今の生活に満足しているのなら、なぜ一人で過ごすのか。どうでもいいと割り切った過去なら、違う人生を歩んでいるはずだ。
「本当に、全部嘘だったのでしょうか? その人達と過ごした日々は。その時のあなたは、幸せではなかったのですか?」
「だから、それは私が馬鹿だったから……」
「本当に? そう言い切れますか?」
「……」
「人は本当に楽しくないと心から笑うことなんてできません。
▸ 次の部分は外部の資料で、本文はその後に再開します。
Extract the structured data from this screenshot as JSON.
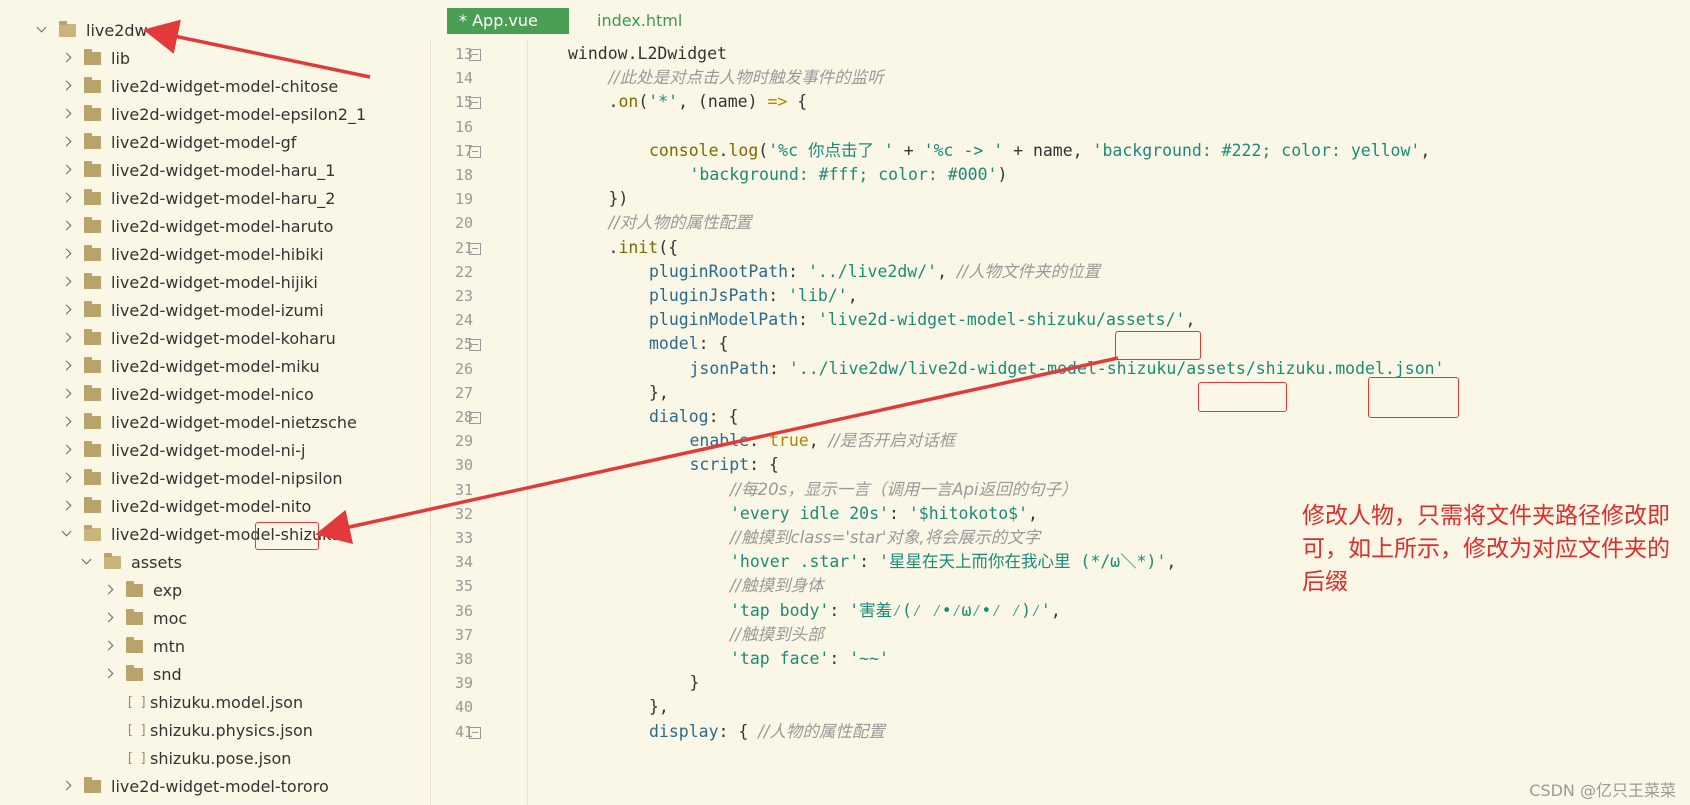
{
  "tree": {
    "root": "live2dw",
    "items": [
      {
        "label": "lib",
        "level": 1,
        "type": "folder",
        "open": false
      },
      {
        "label": "live2d-widget-model-chitose",
        "level": 1,
        "type": "folder",
        "open": false
      },
      {
        "label": "live2d-widget-model-epsilon2_1",
        "level": 1,
        "type": "folder",
        "open": false
      },
      {
        "label": "live2d-widget-model-gf",
        "level": 1,
        "type": "folder",
        "open": false
      },
      {
        "label": "live2d-widget-model-haru_1",
        "level": 1,
        "type": "folder",
        "open": false
      },
      {
        "label": "live2d-widget-model-haru_2",
        "level": 1,
        "type": "folder",
        "open": false
      },
      {
        "label": "live2d-widget-model-haruto",
        "level": 1,
        "type": "folder",
        "open": false
      },
      {
        "label": "live2d-widget-model-hibiki",
        "level": 1,
        "type": "folder",
        "open": false
      },
      {
        "label": "live2d-widget-model-hijiki",
        "level": 1,
        "type": "folder",
        "open": false
      },
      {
        "label": "live2d-widget-model-izumi",
        "level": 1,
        "type": "folder",
        "open": false
      },
      {
        "label": "live2d-widget-model-koharu",
        "level": 1,
        "type": "folder",
        "open": false
      },
      {
        "label": "live2d-widget-model-miku",
        "level": 1,
        "type": "folder",
        "open": false
      },
      {
        "label": "live2d-widget-model-nico",
        "level": 1,
        "type": "folder",
        "open": false
      },
      {
        "label": "live2d-widget-model-nietzsche",
        "level": 1,
        "type": "folder",
        "open": false
      },
      {
        "label": "live2d-widget-model-ni-j",
        "level": 1,
        "type": "folder",
        "open": false
      },
      {
        "label": "live2d-widget-model-nipsilon",
        "level": 1,
        "type": "folder",
        "open": false
      },
      {
        "label": "live2d-widget-model-nito",
        "level": 1,
        "type": "folder",
        "open": false
      },
      {
        "label": "live2d-widget-model-shizuku",
        "level": 1,
        "type": "folder",
        "open": true
      },
      {
        "label": "assets",
        "level": 2,
        "type": "folder",
        "open": true
      },
      {
        "label": "exp",
        "level": 3,
        "type": "folder",
        "open": false
      },
      {
        "label": "moc",
        "level": 3,
        "type": "folder",
        "open": false
      },
      {
        "label": "mtn",
        "level": 3,
        "type": "folder",
        "open": false
      },
      {
        "label": "snd",
        "level": 3,
        "type": "folder",
        "open": false
      },
      {
        "label": "shizuku.model.json",
        "level": 3,
        "type": "file"
      },
      {
        "label": "shizuku.physics.json",
        "level": 3,
        "type": "file"
      },
      {
        "label": "shizuku.pose.json",
        "level": 3,
        "type": "file"
      },
      {
        "label": "live2d-widget-model-tororo",
        "level": 1,
        "type": "folder",
        "open": false
      }
    ]
  },
  "tabs": [
    {
      "label": "* App.vue",
      "active": true
    },
    {
      "label": "index.html",
      "active": false
    }
  ],
  "editor": {
    "line_numbers": [
      "13",
      "14",
      "15",
      "16",
      "17",
      "18",
      "19",
      "20",
      "21",
      "22",
      "23",
      "24",
      "25",
      "26",
      "27",
      "28",
      "29",
      "30",
      "31",
      "32",
      "33",
      "34",
      "35",
      "36",
      "37",
      "38",
      "39",
      "40",
      "41"
    ],
    "fold_lines": [
      "13",
      "15",
      "17",
      "21",
      "25",
      "28",
      "41"
    ],
    "lines": [
      {
        "n": "13",
        "indent": 2,
        "segs": [
          [
            "",
            "window.L2Dwidget"
          ]
        ]
      },
      {
        "n": "14",
        "indent": 3,
        "segs": [
          [
            "cm",
            "//此处是对点击人物时触发事件的监听"
          ]
        ]
      },
      {
        "n": "15",
        "indent": 3,
        "segs": [
          [
            "",
            "."
          ],
          [
            "fn",
            "on"
          ],
          [
            "",
            "("
          ],
          [
            "st",
            "'*'"
          ],
          [
            "",
            ", (name) "
          ],
          [
            "kw",
            "=>"
          ],
          [
            "",
            " {"
          ]
        ]
      },
      {
        "n": "16",
        "indent": 0,
        "segs": []
      },
      {
        "n": "17",
        "indent": 4,
        "segs": [
          [
            "fn",
            "console"
          ],
          [
            "",
            "."
          ],
          [
            "fn",
            "log"
          ],
          [
            "",
            "("
          ],
          [
            "st",
            "'%c 你点击了 '"
          ],
          [
            "",
            " + "
          ],
          [
            "st",
            "'%c -> '"
          ],
          [
            "",
            " + name, "
          ],
          [
            "st",
            "'background: #222; color: yellow'"
          ],
          [
            "",
            ","
          ]
        ]
      },
      {
        "n": "18",
        "indent": 5,
        "segs": [
          [
            "st",
            "'background: #fff; color: #000'"
          ],
          [
            "",
            ")"
          ]
        ]
      },
      {
        "n": "19",
        "indent": 3,
        "segs": [
          [
            "",
            "})"
          ]
        ]
      },
      {
        "n": "20",
        "indent": 3,
        "segs": [
          [
            "cm",
            "//对人物的属性配置"
          ]
        ]
      },
      {
        "n": "21",
        "indent": 3,
        "segs": [
          [
            "",
            "."
          ],
          [
            "fn",
            "init"
          ],
          [
            "",
            "({"
          ]
        ]
      },
      {
        "n": "22",
        "indent": 4,
        "segs": [
          [
            "pr",
            "pluginRootPath"
          ],
          [
            "",
            ": "
          ],
          [
            "st",
            "'../live2dw/'"
          ],
          [
            "",
            ", "
          ],
          [
            "cm",
            "//人物文件夹的位置"
          ]
        ]
      },
      {
        "n": "23",
        "indent": 4,
        "segs": [
          [
            "pr",
            "pluginJsPath"
          ],
          [
            "",
            ": "
          ],
          [
            "st",
            "'lib/'"
          ],
          [
            "",
            ","
          ]
        ]
      },
      {
        "n": "24",
        "indent": 4,
        "segs": [
          [
            "pr",
            "pluginModelPath"
          ],
          [
            "",
            ": "
          ],
          [
            "st",
            "'live2d-widget-model-shizuku/assets/'"
          ],
          [
            "",
            ","
          ]
        ]
      },
      {
        "n": "25",
        "indent": 4,
        "segs": [
          [
            "pr",
            "model"
          ],
          [
            "",
            ": {"
          ]
        ]
      },
      {
        "n": "26",
        "indent": 5,
        "segs": [
          [
            "pr",
            "jsonPath"
          ],
          [
            "",
            ": "
          ],
          [
            "st",
            "'../live2dw/live2d-widget-model-shizuku/assets/shizuku.model.json'"
          ]
        ]
      },
      {
        "n": "27",
        "indent": 4,
        "segs": [
          [
            "",
            "},"
          ]
        ]
      },
      {
        "n": "28",
        "indent": 4,
        "segs": [
          [
            "pr",
            "dialog"
          ],
          [
            "",
            ": {"
          ]
        ]
      },
      {
        "n": "29",
        "indent": 5,
        "segs": [
          [
            "pr",
            "enable"
          ],
          [
            "",
            ": "
          ],
          [
            "kw",
            "true"
          ],
          [
            "",
            ", "
          ],
          [
            "cm",
            "//是否开启对话框"
          ]
        ]
      },
      {
        "n": "30",
        "indent": 5,
        "segs": [
          [
            "pr",
            "script"
          ],
          [
            "",
            ": {"
          ]
        ]
      },
      {
        "n": "31",
        "indent": 6,
        "segs": [
          [
            "cm",
            "//每20s，显示一言（调用一言Api返回的句子）"
          ]
        ]
      },
      {
        "n": "32",
        "indent": 6,
        "segs": [
          [
            "st",
            "'every idle 20s'"
          ],
          [
            "",
            ": "
          ],
          [
            "st",
            "'$hitokoto$'"
          ],
          [
            "",
            ","
          ]
        ]
      },
      {
        "n": "33",
        "indent": 6,
        "segs": [
          [
            "cm",
            "//触摸到class='star'对象,将会展示的文字"
          ]
        ]
      },
      {
        "n": "34",
        "indent": 6,
        "segs": [
          [
            "st",
            "'hover .star'"
          ],
          [
            "",
            ": "
          ],
          [
            "st",
            "'星星在天上而你在我心里 (*/ω＼*)'"
          ],
          [
            "",
            ","
          ]
        ]
      },
      {
        "n": "35",
        "indent": 6,
        "segs": [
          [
            "cm",
            "//触摸到身体"
          ]
        ]
      },
      {
        "n": "36",
        "indent": 6,
        "segs": [
          [
            "st",
            "'tap body'"
          ],
          [
            "",
            ": "
          ],
          [
            "st",
            "'害羞⁄(⁄ ⁄•⁄ω⁄•⁄ ⁄)⁄'"
          ],
          [
            "",
            ","
          ]
        ]
      },
      {
        "n": "37",
        "indent": 6,
        "segs": [
          [
            "cm",
            "//触摸到头部"
          ]
        ]
      },
      {
        "n": "38",
        "indent": 6,
        "segs": [
          [
            "st",
            "'tap face'"
          ],
          [
            "",
            ": "
          ],
          [
            "st",
            "'~~'"
          ]
        ]
      },
      {
        "n": "39",
        "indent": 5,
        "segs": [
          [
            "",
            "}"
          ]
        ]
      },
      {
        "n": "40",
        "indent": 4,
        "segs": [
          [
            "",
            "},"
          ]
        ]
      },
      {
        "n": "41",
        "indent": 4,
        "segs": [
          [
            "pr",
            "display"
          ],
          [
            "",
            ": { "
          ],
          [
            "cm",
            "//人物的属性配置"
          ]
        ]
      }
    ]
  },
  "annotation": {
    "note": "修改人物，只需将文件夹路径修改即可，如上所示，修改为对应文件夹的后缀",
    "color": "#e23a3a"
  },
  "watermark": "CSDN @亿只王菜菜"
}
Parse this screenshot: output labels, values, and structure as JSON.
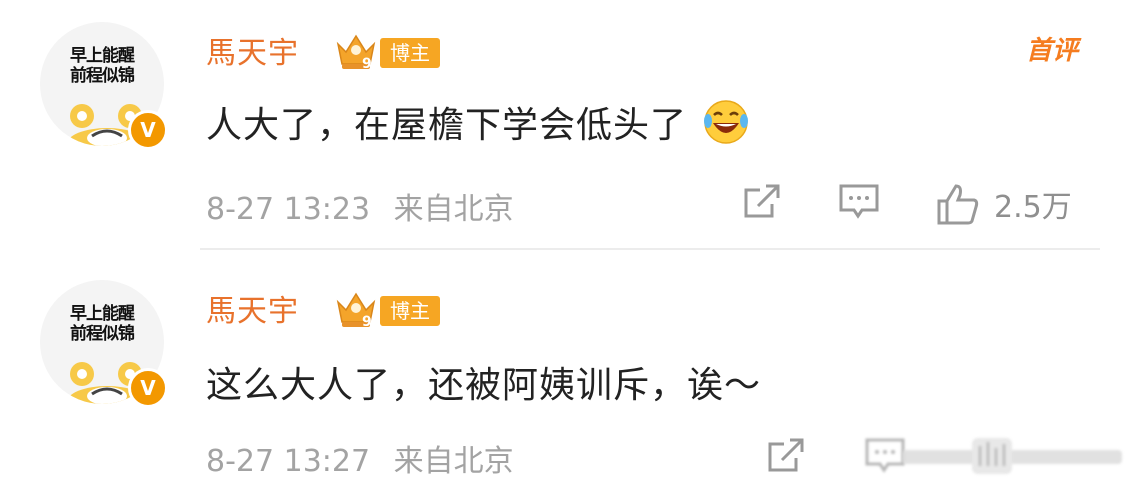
{
  "comments": [
    {
      "avatar_text_line1": "早上能醒",
      "avatar_text_line2": "前程似锦",
      "verified_mark": "V",
      "username": "馬天宇",
      "level_icon": "crown-level-9-icon",
      "level_number": "9",
      "tag": "博主",
      "first_badge": "首评",
      "content": "人大了，在屋檐下学会低头了",
      "content_emoji": "laughing-tears-emoji",
      "time": "8-27 13:23",
      "source": "来自北京",
      "like_count": "2.5万"
    },
    {
      "avatar_text_line1": "早上能醒",
      "avatar_text_line2": "前程似锦",
      "verified_mark": "V",
      "username": "馬天宇",
      "level_icon": "crown-level-9-icon",
      "level_number": "9",
      "tag": "博主",
      "content": "这么大人了，还被阿姨训斥，诶～",
      "time": "8-27 13:27",
      "source": "来自北京"
    }
  ],
  "colors": {
    "username": "#e8722c",
    "tag_bg": "#f6a623",
    "first_badge": "#f57c1f",
    "meta_text": "#a3a3a3",
    "verified_badge": "#f39800"
  }
}
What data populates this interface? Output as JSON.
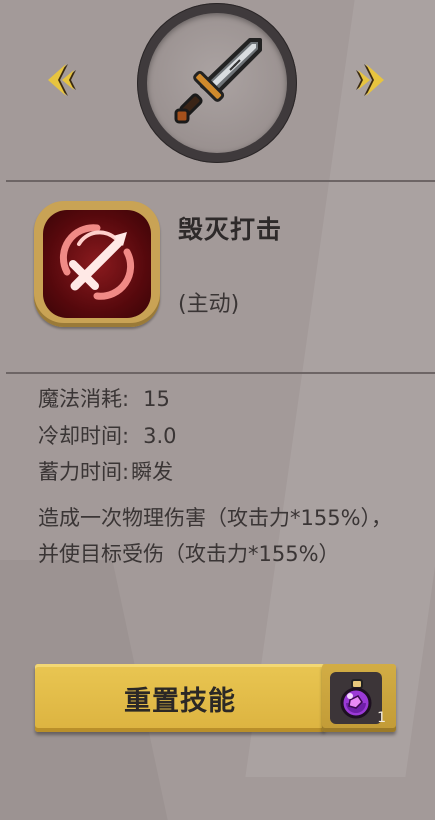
{
  "navigation": {
    "prev_icon": "chevron-left-icon",
    "next_icon": "chevron-right-icon"
  },
  "weapon": {
    "icon": "sword-icon"
  },
  "skill": {
    "icon": "crossed-swords-strike-icon",
    "name": "毁灭打击",
    "type": "(主动)"
  },
  "stats": [
    {
      "label": "魔法消耗:",
      "value": "15"
    },
    {
      "label": "冷却时间:",
      "value": "3.0"
    },
    {
      "label": "蓄力时间:",
      "value": "瞬发"
    }
  ],
  "description": "造成一次物理伤害（攻击力*155%），并使目标受伤（攻击力*155%）",
  "reset_button": {
    "label": "重置技能",
    "cost_icon": "purple-potion-icon",
    "cost_count": "1"
  },
  "colors": {
    "background": "#a39a99",
    "accent_gold": "#dcb340",
    "skill_red": "#8a1a1e",
    "frame_dark": "#3f3a3c"
  }
}
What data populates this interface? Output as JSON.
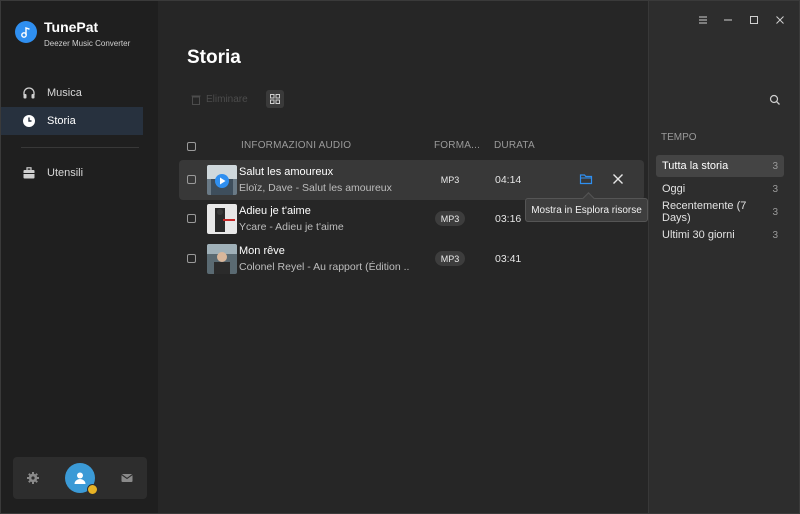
{
  "app": {
    "name": "TunePat",
    "subtitle": "Deezer Music Converter"
  },
  "sidebar": {
    "items": [
      {
        "label": "Musica",
        "icon": "headphones-icon"
      },
      {
        "label": "Storia",
        "icon": "clock-icon",
        "active": true
      },
      {
        "label": "Utensili",
        "icon": "toolbox-icon"
      }
    ],
    "bottom": {
      "settings_icon": "gear-icon",
      "avatar_icon": "user-avatar-icon",
      "mail_icon": "mail-icon"
    }
  },
  "main": {
    "title": "Storia",
    "toolbar": {
      "delete_label": "Eliminare"
    },
    "columns": {
      "info": "INFORMAZIONI AUDIO",
      "format": "FORMA...",
      "duration": "DURATA"
    },
    "rows": [
      {
        "title": "Salut les amoureux",
        "subtitle": "Eloïz, Dave - Salut les amoureux",
        "format": "MP3",
        "duration": "04:14"
      },
      {
        "title": "Adieu je t'aime",
        "subtitle": "Ycare - Adieu je t'aime",
        "format": "MP3",
        "duration": "03:16"
      },
      {
        "title": "Mon rêve",
        "subtitle": "Colonel Reyel - Au rapport (Édition ...",
        "format": "MP3",
        "duration": "03:41"
      }
    ],
    "tooltip": "Mostra in Esplora risorse"
  },
  "right_panel": {
    "header": "TEMPO",
    "filters": [
      {
        "label": "Tutta la storia",
        "count": "3",
        "active": true
      },
      {
        "label": "Oggi",
        "count": "3"
      },
      {
        "label": "Recentemente (7 Days)",
        "count": "3"
      },
      {
        "label": "Ultimi 30 giorni",
        "count": "3"
      }
    ]
  },
  "colors": {
    "accent": "#2f8ff0",
    "sidebar_bg": "#1f1f1f",
    "main_bg": "#262626"
  }
}
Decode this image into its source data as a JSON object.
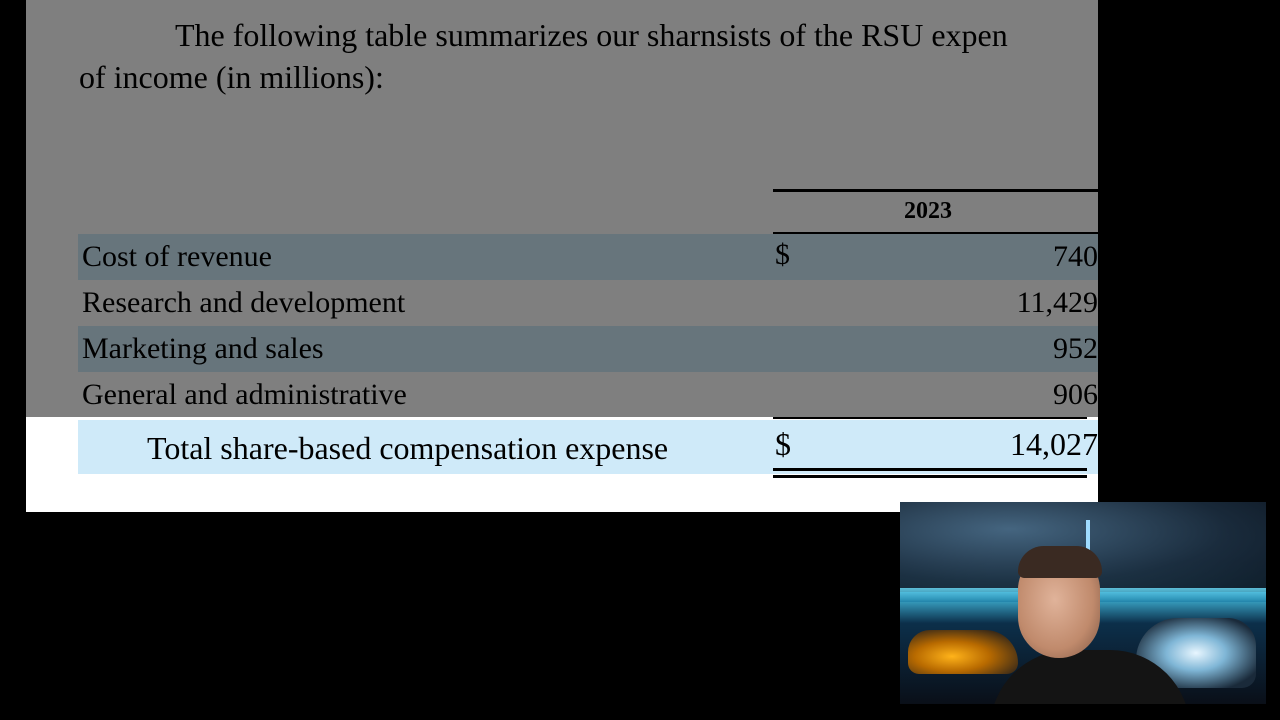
{
  "intro": {
    "line1": "The following table summarizes our sharnsists of the RSU expen",
    "line2": "of income (in millions):"
  },
  "table": {
    "year_header": "2023",
    "rows": [
      {
        "label": "Cost of revenue",
        "currency": "$",
        "value": "740"
      },
      {
        "label": "Research and development",
        "currency": "",
        "value": "11,429"
      },
      {
        "label": "Marketing and sales",
        "currency": "",
        "value": "952"
      },
      {
        "label": "General and administrative",
        "currency": "",
        "value": "906"
      }
    ],
    "total": {
      "label": "Total share-based compensation expense",
      "currency": "$",
      "value": "14,027"
    }
  },
  "colors": {
    "row_highlight": "#cfeaf9",
    "dim_overlay": "rgba(0,0,0,0.5)",
    "background": "#000000"
  }
}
昔の仁美さんは、その人達と過ごしていた時、自然と笑い合っていたのでしょう?」
全てが偽りと思い込めば、確かに楽だ。その中の真実も偽物にできる。
けれど、自分の心を騙し続けることは、そんなに長く続かない。
「やめてよっ」
これ以上、混乱させないで!
力の限り仁美はエルベリトの頬を叩くが、今度は耐えた彼は、震えた肩を掴んで彼女を捕える。
仁美は怖いと思った。
頭の中で鳴り続ける音の所為で、目の前の真剣な表情を払いのけることができない。
静かに燃える朱色の瞳が、自分の心を覗いている気がして、堪えられなかった。
これ以上、自分の気持ちを知りたくなかったのだ。
今までの自分が壊れそうで……。
「少なくともご両親は、あなたを捜しています。連れ戻すかはわかりませんが、それでも彼らが仁美さんに会いたがっていることはわかります」
「なんでよっ、そんなこと、わかるわけないじゃない……」
「無事だけを知りたいなら、送った写真で十分です。あなたのことをどうでもいいと思っているなら、捜索願なんてだしていませんよ」
「…………」
全部嘘だと信じたら、簡単に捨てることができた。
だから、仁美は捨てた。
残りのささやかな思い出も捨て去って。
両親の本心もわからずに。
考えなかった。
考えたら、不安でたまらないから………………。
「……………もしも、連れ戻すだけだとしたら、嫌じゃない。今度こそ誰も信じたくなくなる……」
傷つけられた分、臆病になり、必死に強情になろうとした。
エルベリトのマントを握りしめる。震えながら。
「……………また、いらないって、言われたら、どうやって立ち直れ、っていうのよ……」
「仁美さんは優しいから、バカヤローって叫んでその人達に目覚めのパンチをくらわせるでしょうね」
「なによ、それ…………」
震える声で笑う。
床に零れる涙。
ずっと仁美が耐えていたもの。
ひたすら仁美はエルベリトの横で泣いた。
今度は痛みも耐えなかった。
痛い。
悲しい。
逢いたい……。
「今だけでも僕の言葉を信じて、病院へ行きませんか?」
「…………」
「人は信じられないのでしょう? なら、人じゃない僕の言葉は信じられるはずです」
泣きはらした目で、隣の青年を見た。なぜだか、彼が最初の頃より大人びているような気がした。
気のせいか、髪の色も違って見える。
見たことのない、綺麗な淡い葵の色を……。
(あなた、人間じゃないの……?)
問いかけようとしても、声が出ない。
代わりにうなずく彼女を抱き上げ、エルベリトは何かを呼ぶ。
その声に耳を傾けながら、仁美は意識を失ったのだった。